La biología no miente: hombres y mujeres somos diferentes, el funcionamiento es distinto, tenemos estructuras, órganos, fisiología diferente y un despliegue hormonal claramente responsable de un modo de interactuar, pensar, sentir y emocionarnos que nos asemeja más a nuestros congéneres. También los cambios sociales y culturales nos hacen recorrer itinerarios vitales complementarios, pero diferentes. Sin embargo, a pesar de este reconocimiento irrefutable, la incorporación de la visión diferencial en las Ciencias de la Salud es relativamente reciente. Sensibles a esta realidad, hace solo 25 años investigadores, epidemiólogos y clínicos del ámbito del DC evidenciaron que hombres y mujeres responden de forma diferente al dolor, situando una mayor prevalencia en las mujeres. Un hecho relevante fue la publicación en 2007 realizada por el Grupo de Trabajo de Sexo, Género y Dolor de la Asociación Internacional para el Estudio del Dolor (IASP) de un exhaustivo trabajo sobre variables físicas y psicosociales que impactan en el dolor y establecieron una serie de recomendaciones centradas en el uso del modelo biopsicosocial para el abordaje global del dolor, incluyendo factores físicos, cerebrales, psicológicos, hormonales y culturales y su repercusión diferencial en función del género 3.
Por otro lado, encuestas publicadas por la Sociedad Española de Dolor (SED), el Observatorio del Dolor y el Ministerio de Sanidad 4, junto a las realizadas por la Plataforma de Organizaciones de Pacientes, coinciden al señalar que la prevalencia de dolor crónico es al menos dos veces mayor en mujeres respecto a varones, siendo este más frecuente, intenso y de mayor duración. Indican que las mujeres están sobrerrepresentadas en ciertas patologías como la fibromialgia, las algias cráneo-faciales, pero que estas diferencias tienden a minimizarse a partir de los 85 años. También indican que son ellas las que declaran tener peor salud y solicitan ayuda con mayor frecuencia, consumiendo más analgésicos prescritos y no prescritos que los varones 5. Parece pues, que los mecanismos del dolor operan de forma diferente entre hombres y mujeres.
SI MELZACK LEVANTARA LA CABEZA: LA PERSPECTIVA DE GÉNERO EN LA NEUROMATRIZ
¿Por qué somos diferentes?
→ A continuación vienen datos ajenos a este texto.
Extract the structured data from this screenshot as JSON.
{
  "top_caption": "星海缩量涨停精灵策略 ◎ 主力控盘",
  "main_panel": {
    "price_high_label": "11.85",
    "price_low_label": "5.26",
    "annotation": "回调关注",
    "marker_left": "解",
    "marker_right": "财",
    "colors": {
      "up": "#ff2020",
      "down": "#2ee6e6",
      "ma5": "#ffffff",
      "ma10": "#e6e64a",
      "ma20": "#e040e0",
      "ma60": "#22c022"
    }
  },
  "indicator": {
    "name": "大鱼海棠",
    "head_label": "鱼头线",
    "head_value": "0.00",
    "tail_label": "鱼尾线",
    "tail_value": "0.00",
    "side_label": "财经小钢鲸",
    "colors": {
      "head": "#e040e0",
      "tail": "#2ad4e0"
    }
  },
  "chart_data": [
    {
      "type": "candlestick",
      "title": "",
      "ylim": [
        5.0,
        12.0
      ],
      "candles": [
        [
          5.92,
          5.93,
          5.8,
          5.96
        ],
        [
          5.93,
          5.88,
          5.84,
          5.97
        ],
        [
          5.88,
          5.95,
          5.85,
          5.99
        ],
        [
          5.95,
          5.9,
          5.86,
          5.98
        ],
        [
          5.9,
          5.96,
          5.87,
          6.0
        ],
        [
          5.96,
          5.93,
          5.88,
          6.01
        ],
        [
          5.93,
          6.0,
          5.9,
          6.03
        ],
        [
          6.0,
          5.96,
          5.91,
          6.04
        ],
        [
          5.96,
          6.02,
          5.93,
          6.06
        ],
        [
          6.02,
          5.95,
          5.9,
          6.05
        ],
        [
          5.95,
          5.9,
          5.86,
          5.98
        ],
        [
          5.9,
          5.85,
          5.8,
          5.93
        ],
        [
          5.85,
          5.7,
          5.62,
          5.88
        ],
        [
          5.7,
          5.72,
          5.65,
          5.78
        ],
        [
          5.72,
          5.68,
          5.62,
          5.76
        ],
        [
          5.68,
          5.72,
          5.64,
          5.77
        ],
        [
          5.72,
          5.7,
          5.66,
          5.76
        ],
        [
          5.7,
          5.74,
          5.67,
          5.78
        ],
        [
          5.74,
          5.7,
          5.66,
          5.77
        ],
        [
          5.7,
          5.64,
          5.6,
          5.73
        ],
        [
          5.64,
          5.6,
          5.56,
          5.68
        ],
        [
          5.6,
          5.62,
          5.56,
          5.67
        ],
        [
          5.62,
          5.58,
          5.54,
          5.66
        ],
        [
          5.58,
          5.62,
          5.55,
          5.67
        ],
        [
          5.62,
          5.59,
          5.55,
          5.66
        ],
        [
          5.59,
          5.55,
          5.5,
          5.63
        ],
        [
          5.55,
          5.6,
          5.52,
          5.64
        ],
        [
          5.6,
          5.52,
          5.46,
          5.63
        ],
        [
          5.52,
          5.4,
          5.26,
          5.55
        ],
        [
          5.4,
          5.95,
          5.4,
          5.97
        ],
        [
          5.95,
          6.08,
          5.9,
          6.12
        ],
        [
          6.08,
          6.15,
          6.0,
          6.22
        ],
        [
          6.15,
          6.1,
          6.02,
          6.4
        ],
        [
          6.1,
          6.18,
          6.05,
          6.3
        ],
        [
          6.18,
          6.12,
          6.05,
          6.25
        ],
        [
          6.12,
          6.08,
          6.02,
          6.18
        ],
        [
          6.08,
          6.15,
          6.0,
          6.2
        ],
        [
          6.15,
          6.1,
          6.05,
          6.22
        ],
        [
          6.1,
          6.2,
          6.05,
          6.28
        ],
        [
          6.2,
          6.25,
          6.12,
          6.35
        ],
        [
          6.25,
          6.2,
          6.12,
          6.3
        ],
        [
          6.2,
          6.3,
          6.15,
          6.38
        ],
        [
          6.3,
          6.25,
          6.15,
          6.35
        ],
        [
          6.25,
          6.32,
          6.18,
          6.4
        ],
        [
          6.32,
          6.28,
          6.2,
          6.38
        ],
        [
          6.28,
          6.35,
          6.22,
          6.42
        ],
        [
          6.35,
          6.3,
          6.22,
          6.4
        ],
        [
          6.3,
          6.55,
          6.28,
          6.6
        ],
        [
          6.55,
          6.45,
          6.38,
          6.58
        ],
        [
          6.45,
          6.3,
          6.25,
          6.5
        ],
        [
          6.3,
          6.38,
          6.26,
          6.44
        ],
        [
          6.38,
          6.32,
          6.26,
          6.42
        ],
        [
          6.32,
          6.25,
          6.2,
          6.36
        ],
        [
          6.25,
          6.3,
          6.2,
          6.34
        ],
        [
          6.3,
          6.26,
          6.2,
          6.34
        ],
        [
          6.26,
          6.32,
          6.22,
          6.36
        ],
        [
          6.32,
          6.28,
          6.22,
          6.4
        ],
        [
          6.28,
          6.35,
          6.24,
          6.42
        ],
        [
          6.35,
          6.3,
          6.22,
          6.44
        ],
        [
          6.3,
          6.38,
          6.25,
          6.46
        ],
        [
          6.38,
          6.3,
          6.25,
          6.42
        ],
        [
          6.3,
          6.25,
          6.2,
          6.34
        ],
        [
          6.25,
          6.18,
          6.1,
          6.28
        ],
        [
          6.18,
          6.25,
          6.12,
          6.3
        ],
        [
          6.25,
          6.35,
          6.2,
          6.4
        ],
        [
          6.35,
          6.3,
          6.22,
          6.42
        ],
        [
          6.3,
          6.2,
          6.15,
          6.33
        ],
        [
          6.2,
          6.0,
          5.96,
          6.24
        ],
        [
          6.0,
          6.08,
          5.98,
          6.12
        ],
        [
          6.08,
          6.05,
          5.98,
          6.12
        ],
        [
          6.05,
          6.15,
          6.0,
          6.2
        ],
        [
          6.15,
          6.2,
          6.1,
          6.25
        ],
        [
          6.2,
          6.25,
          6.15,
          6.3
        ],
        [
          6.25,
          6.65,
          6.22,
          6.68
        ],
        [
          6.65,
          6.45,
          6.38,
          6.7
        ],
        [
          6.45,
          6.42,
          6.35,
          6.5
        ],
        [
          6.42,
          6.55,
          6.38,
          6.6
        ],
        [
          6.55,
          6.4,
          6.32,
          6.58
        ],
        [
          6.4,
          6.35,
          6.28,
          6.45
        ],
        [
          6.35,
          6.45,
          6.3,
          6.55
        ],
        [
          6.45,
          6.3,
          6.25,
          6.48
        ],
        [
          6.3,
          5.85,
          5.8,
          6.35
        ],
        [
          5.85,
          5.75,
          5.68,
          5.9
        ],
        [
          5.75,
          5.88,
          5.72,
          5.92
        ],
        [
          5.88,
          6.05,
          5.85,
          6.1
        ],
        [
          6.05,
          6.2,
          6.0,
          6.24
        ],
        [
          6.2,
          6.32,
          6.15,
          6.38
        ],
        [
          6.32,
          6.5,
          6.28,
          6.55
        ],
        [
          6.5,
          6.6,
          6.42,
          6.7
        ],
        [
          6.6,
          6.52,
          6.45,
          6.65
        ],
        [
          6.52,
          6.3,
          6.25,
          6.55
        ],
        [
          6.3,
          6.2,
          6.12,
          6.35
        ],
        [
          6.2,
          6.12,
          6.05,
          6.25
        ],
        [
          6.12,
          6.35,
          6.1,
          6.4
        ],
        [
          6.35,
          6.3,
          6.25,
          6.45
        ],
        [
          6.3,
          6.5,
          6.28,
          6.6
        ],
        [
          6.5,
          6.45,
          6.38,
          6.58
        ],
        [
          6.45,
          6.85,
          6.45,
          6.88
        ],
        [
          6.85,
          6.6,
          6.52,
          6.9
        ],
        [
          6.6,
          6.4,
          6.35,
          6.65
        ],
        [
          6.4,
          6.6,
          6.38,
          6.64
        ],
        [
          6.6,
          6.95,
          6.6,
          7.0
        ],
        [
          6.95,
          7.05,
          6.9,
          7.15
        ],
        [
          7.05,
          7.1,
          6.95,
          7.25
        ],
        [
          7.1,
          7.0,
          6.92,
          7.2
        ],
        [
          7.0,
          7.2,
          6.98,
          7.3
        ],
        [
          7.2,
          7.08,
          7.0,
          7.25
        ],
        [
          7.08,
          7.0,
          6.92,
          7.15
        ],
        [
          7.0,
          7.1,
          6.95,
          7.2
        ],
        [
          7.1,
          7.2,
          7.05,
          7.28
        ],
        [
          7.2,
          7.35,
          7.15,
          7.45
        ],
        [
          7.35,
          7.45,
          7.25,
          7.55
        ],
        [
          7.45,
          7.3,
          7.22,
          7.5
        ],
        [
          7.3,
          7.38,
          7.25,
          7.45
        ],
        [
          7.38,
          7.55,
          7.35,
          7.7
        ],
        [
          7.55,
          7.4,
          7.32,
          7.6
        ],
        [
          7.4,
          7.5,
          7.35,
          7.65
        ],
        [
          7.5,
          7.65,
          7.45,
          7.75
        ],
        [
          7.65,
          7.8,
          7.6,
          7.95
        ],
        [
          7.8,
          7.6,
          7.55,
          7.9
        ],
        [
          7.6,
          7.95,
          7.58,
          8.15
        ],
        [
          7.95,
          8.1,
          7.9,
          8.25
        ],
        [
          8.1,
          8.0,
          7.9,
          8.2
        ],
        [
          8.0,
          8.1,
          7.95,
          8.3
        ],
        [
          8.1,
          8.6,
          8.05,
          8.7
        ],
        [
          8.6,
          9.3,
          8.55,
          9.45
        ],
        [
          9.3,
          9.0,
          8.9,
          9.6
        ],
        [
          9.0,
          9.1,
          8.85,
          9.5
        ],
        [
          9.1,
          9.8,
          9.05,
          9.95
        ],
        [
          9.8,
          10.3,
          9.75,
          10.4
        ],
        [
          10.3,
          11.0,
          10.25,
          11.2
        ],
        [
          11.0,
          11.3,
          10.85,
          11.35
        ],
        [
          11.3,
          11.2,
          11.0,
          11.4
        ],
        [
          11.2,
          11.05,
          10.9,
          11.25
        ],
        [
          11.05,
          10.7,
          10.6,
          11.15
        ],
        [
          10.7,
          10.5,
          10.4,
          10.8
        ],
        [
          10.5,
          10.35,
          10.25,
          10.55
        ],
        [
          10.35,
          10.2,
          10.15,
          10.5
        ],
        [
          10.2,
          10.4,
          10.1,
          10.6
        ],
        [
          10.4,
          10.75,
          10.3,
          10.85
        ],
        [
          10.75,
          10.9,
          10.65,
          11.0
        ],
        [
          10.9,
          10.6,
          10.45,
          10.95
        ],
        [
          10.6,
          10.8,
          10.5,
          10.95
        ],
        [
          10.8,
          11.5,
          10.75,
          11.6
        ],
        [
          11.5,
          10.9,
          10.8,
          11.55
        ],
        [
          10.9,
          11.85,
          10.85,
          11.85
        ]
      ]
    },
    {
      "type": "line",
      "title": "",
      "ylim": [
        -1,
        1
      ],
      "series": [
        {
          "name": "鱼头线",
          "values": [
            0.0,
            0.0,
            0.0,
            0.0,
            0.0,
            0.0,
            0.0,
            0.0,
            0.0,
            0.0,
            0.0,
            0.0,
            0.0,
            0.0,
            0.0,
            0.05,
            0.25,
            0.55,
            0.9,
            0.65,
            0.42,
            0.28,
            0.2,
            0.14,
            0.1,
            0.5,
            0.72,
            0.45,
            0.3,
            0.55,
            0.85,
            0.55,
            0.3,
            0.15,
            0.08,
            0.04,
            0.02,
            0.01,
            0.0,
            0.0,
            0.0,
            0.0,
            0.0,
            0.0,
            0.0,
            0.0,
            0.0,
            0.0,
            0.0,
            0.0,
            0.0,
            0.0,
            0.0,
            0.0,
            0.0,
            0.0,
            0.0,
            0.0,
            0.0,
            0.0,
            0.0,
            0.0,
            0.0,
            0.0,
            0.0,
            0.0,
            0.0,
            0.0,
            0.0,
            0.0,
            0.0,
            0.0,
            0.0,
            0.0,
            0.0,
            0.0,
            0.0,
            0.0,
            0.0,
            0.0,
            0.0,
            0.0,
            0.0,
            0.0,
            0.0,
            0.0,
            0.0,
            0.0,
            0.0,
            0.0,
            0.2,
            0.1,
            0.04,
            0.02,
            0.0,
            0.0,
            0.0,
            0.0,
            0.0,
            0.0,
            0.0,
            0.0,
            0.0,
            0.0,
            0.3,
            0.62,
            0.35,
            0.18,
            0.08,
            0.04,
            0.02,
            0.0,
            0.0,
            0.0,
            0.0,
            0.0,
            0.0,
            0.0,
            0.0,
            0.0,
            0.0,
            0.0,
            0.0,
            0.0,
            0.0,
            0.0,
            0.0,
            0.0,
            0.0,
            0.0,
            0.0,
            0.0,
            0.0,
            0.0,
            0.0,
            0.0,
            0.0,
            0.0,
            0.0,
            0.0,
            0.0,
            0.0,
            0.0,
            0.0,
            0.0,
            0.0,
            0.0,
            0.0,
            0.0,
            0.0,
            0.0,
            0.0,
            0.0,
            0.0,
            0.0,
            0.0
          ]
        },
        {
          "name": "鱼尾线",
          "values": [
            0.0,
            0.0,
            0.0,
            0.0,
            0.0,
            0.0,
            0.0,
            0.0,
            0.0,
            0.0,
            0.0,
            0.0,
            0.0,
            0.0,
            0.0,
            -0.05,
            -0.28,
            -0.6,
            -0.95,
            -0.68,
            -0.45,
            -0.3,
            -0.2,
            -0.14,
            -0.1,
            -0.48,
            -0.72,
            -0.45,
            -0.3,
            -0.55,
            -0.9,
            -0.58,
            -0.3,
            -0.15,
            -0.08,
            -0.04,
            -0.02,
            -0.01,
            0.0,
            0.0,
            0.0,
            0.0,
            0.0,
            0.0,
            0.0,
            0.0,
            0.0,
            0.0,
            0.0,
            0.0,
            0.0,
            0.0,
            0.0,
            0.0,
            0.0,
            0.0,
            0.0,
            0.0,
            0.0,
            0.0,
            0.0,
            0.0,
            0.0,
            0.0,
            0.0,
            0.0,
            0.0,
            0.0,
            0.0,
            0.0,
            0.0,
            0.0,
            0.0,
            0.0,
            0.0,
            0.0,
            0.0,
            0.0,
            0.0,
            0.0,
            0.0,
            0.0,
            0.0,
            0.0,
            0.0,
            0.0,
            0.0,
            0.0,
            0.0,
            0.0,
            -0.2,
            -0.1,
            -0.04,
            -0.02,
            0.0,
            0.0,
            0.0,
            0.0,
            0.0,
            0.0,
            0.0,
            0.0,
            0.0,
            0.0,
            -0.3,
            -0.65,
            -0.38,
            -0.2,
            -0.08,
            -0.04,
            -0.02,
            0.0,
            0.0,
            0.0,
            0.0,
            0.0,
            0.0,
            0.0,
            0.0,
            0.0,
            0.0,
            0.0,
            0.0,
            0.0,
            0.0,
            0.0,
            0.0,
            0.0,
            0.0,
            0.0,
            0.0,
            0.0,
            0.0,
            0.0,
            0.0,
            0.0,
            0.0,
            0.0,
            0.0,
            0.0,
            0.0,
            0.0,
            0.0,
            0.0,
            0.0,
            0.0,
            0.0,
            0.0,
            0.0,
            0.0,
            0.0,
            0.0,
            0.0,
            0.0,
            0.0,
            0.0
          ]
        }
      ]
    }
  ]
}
Se ha tratado de dar respuesta desde diversas disciplinas. Recientes estudios neurofisiológicos han constatado que existe una respuesta a la analgesia y al estrés y mayor sensibilidad al dolor entre las mujeres. Todo esto se atribuye a diferencias anatomofisiológicas entre hombres y mujeres (hipocampo de mayor tamaño, nivel de activación de amígdala y corteza prefrontal, menor afinidad en receptores glucocorticoides) y también neuroendocrinas. El estrógeno, la progesterona y otras hormonas gonadales tienen una función compleja en los procesos inflamatorios y en la respuesta al dolor implicando cambios en umbral, percepción y tolerancia al dolor y respuesta analgésica 6 entre hombres y mujeres.
Desde la perspectiva psicosocial, se ha demostrado que los factores psicosociales contribuyen sustancialmente a la percepción del dolor y pueden influir diferencialmente entre hombres y mujeres 7. Parece existir un acuerdo implícito de que las mujeres se encuentran más expuestas y presentan mayor vulnerabilidad al dolor por razón de género 8. Esta vulnerabilidad se relaciona con algunos factores sociales que perpetúan un patrón de desigualdad y consolidan la brecha de género: exposición temprana al estrés ambiental, físico y mental, historia previa de dolor, antecedentes familiares de dolor (incrementan la sensibilidad al dolor en las mujeres, no en varones), traumatismos físicos o mentales, largos periodos de sueño interrumpido y de mala calidad (periodo de lactancia y crianza), trabajos repetitivos, monótonos, sin condiciones ergonómicas aceptables a edades muy tempranas 9, dificultad para la autorrealización personal y profesional más allá de la crianza, desempeño de rol de cuidadora simultáneo al rol profesional y doméstico, falta de soporte familiar, problemas de conciliación, etc. Además, existen otros factores subjetivos relacionados con la experiencia vivida, como experiencias infantiles traumáticas, violencia, desarraigo, pérdidas, desvalorización de roles femeninos, ideales de feminidad y masculinidad inalcanzables, de mayor incidencia en las mujeres que también contribuyen a la desigualdad. Dos de los factores más investigados relacionados con dolor es el abuso físico y sexual, problema estructural de gravedad que se asocia con mayores tasas de dolor pélvico en las mujeres 4.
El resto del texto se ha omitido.